A Postcard From California (2010) Oct 13, 2019 19:13:35 GMT
Post by Kapitan on Oct 13, 2019 19:13:35 GMT
Bless Al Jardine and his voice. But his solo "career" leaves something to be desired.
Finally, a dozen years after he left the Beach Boys (almost) for good and several years after leaving Brian Wilson's band to focus on his solo album, he gets the damn thing done ... only to offer up a 12-song album comprising four Beach Boys remakes, two Beach Boys outtake remakes, two non-songs, and yes, a few (four) new songs.
The sarcastic pessimist might suggest that it was a long wait for four songs.
But the more level-headed fellow might say that Jardine has never been a prolific, or even particularly exceptional, songwriter. What would a realistic person expect from a guy whose best moments have come singing leads and harmonies for other great songwriters, only occasionally adding in his own songwriting credits?
The music here is pretty good. While it might seem like a low bar to set, it avoids the common curse of the legacy artist: monkeying too much with one's own style to fit into what the inevitably out-of-touch artist thinks is currently en vogue. There are no drum machines, no autotune. While there are guest stars galore, the legendary Sebu is not among them.
Sure, the new songs are awfully Beach Boys-esque ... but isn't that what Al Jardine fans presumably would expect? The problem isn't the retro style, but that Jardine lacks the little moments of brilliance that Wilson still, even in his significantly diminished state, occasionally delivers.
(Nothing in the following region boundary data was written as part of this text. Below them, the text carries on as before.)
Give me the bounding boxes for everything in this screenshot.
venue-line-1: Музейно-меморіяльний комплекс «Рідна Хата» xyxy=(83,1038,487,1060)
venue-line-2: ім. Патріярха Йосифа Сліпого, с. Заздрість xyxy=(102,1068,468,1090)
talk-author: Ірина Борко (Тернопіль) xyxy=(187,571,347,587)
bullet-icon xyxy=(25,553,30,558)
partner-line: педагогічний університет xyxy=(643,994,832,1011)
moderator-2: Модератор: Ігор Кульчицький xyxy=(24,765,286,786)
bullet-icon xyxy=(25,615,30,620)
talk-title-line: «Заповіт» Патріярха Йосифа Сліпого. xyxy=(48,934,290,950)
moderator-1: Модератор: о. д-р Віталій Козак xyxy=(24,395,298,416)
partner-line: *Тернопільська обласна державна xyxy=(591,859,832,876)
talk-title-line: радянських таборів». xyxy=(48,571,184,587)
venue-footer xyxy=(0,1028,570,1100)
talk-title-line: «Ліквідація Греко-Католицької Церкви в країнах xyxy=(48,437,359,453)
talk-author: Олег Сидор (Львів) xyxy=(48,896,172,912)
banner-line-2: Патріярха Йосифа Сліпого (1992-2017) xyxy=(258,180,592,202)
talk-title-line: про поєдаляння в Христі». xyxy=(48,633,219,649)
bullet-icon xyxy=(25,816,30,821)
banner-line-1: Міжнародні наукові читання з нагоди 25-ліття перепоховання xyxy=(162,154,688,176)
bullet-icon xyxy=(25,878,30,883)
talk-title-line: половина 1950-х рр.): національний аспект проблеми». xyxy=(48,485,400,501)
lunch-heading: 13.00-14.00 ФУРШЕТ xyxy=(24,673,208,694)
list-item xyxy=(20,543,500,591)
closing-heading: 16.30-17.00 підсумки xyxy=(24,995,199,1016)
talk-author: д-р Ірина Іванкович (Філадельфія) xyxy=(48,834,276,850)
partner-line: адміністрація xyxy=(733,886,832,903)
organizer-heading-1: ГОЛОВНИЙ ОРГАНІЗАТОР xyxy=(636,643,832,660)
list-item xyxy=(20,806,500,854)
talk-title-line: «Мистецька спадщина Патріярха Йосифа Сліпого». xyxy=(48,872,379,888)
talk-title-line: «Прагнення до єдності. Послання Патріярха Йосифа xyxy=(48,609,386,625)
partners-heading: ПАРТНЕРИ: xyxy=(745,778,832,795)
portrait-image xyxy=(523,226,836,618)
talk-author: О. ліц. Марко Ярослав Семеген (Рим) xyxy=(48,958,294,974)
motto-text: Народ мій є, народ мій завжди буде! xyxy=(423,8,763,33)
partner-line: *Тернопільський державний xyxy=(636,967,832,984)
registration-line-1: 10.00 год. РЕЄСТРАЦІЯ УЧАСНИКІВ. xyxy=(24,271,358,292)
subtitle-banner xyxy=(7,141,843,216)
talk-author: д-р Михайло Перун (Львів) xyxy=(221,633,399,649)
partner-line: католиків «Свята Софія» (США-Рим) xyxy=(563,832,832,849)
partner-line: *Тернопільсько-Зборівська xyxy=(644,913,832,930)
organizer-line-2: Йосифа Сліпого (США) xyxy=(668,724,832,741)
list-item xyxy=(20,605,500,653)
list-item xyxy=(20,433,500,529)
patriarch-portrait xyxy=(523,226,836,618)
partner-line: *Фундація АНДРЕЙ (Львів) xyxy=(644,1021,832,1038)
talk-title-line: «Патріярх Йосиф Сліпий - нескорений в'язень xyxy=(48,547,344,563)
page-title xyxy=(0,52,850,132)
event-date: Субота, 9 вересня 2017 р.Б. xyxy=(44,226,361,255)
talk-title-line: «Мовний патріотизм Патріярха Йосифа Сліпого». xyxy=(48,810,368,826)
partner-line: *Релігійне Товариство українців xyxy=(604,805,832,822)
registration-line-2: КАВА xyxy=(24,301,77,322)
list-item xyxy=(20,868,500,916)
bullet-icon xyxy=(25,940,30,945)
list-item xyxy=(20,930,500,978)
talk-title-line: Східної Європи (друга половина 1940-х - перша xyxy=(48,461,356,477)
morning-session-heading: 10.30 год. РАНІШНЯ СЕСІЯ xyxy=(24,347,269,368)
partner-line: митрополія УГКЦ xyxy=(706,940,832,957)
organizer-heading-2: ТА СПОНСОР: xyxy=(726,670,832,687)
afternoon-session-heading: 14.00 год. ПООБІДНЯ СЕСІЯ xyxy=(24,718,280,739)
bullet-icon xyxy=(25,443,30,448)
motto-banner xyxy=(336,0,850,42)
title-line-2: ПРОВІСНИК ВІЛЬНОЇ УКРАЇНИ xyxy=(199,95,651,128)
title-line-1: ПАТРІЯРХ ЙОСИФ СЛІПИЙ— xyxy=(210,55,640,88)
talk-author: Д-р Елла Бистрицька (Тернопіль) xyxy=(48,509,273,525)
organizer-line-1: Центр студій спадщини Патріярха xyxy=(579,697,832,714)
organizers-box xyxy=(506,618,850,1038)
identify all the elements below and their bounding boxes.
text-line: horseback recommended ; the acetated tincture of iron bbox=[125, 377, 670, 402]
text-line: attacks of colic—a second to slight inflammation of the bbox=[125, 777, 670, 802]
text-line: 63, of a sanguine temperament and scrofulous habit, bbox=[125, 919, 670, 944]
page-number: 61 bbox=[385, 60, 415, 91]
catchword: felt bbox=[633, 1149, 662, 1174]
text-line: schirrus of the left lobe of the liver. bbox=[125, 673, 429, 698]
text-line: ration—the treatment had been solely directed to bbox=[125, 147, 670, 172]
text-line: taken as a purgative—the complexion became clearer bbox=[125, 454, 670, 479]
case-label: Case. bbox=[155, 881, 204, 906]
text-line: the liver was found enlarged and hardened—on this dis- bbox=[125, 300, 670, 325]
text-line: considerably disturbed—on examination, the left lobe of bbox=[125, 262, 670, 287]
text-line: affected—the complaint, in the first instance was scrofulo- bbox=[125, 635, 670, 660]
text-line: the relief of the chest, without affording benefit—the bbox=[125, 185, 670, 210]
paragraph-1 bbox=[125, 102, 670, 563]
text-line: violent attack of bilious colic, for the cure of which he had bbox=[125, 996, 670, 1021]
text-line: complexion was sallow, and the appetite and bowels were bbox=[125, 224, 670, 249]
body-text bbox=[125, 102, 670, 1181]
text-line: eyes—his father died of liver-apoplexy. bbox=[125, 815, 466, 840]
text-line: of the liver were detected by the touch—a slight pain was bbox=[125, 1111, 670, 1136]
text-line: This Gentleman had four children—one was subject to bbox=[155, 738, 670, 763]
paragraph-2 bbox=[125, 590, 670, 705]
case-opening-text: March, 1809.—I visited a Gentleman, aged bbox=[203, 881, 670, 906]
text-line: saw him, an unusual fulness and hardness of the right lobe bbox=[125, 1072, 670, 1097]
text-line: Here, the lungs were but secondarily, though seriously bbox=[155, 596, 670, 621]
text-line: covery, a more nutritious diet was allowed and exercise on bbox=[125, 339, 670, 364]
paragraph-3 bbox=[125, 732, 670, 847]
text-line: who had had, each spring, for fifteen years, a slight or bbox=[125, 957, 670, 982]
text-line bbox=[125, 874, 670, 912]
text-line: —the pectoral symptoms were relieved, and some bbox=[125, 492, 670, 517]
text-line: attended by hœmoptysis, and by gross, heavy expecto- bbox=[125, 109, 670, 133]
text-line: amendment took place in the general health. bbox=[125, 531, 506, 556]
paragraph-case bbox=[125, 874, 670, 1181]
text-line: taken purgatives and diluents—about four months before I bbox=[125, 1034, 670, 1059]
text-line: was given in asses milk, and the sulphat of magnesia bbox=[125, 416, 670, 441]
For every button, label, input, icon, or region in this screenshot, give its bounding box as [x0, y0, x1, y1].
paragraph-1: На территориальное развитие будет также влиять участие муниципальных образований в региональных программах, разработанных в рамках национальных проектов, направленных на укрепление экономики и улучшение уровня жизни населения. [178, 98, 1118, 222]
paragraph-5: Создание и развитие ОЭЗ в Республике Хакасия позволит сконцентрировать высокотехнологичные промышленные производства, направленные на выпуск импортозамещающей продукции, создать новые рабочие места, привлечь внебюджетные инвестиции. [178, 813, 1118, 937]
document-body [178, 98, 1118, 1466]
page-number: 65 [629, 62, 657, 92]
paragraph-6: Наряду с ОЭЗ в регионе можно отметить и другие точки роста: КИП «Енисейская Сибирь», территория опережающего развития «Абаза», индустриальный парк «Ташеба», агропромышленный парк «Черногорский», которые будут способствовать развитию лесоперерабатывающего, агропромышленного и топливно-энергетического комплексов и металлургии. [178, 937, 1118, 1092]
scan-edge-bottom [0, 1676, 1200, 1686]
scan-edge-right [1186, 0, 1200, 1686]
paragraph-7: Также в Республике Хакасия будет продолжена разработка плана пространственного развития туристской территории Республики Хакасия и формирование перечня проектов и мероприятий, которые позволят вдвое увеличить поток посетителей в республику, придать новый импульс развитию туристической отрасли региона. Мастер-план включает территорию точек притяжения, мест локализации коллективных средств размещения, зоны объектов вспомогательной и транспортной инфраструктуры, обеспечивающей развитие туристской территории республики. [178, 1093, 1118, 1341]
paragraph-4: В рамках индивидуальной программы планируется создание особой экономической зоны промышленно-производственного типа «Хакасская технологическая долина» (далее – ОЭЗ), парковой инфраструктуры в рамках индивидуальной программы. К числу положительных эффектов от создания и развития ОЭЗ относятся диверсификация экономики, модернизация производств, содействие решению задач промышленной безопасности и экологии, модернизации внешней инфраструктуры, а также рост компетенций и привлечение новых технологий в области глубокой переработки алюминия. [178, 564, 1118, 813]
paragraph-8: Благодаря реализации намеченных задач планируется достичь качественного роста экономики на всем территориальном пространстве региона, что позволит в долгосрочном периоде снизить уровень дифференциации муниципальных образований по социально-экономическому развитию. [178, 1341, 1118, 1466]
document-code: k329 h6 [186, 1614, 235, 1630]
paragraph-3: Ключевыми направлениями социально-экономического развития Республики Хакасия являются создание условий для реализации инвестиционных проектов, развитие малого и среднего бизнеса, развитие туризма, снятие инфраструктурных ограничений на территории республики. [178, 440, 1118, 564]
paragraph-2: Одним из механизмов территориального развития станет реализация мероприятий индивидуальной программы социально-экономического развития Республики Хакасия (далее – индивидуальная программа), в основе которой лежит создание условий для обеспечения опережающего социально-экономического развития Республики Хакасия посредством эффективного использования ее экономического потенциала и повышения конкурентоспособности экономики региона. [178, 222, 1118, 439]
That said, he delivers what Wilson increasingly can't, which is strong lead vocals.
Personally I'd rather have seen these songs never come together as a solo album, and instead be in contention for That's Why God Made the Radio a couple years later. The originals would have benefitted from the arrangement and vocal inputs of the Beach Boys, and the covers could have remained where they belonged, which is to say in their original renditions. But instead they are what and where they are, and I don't mind hearing them every once in a while.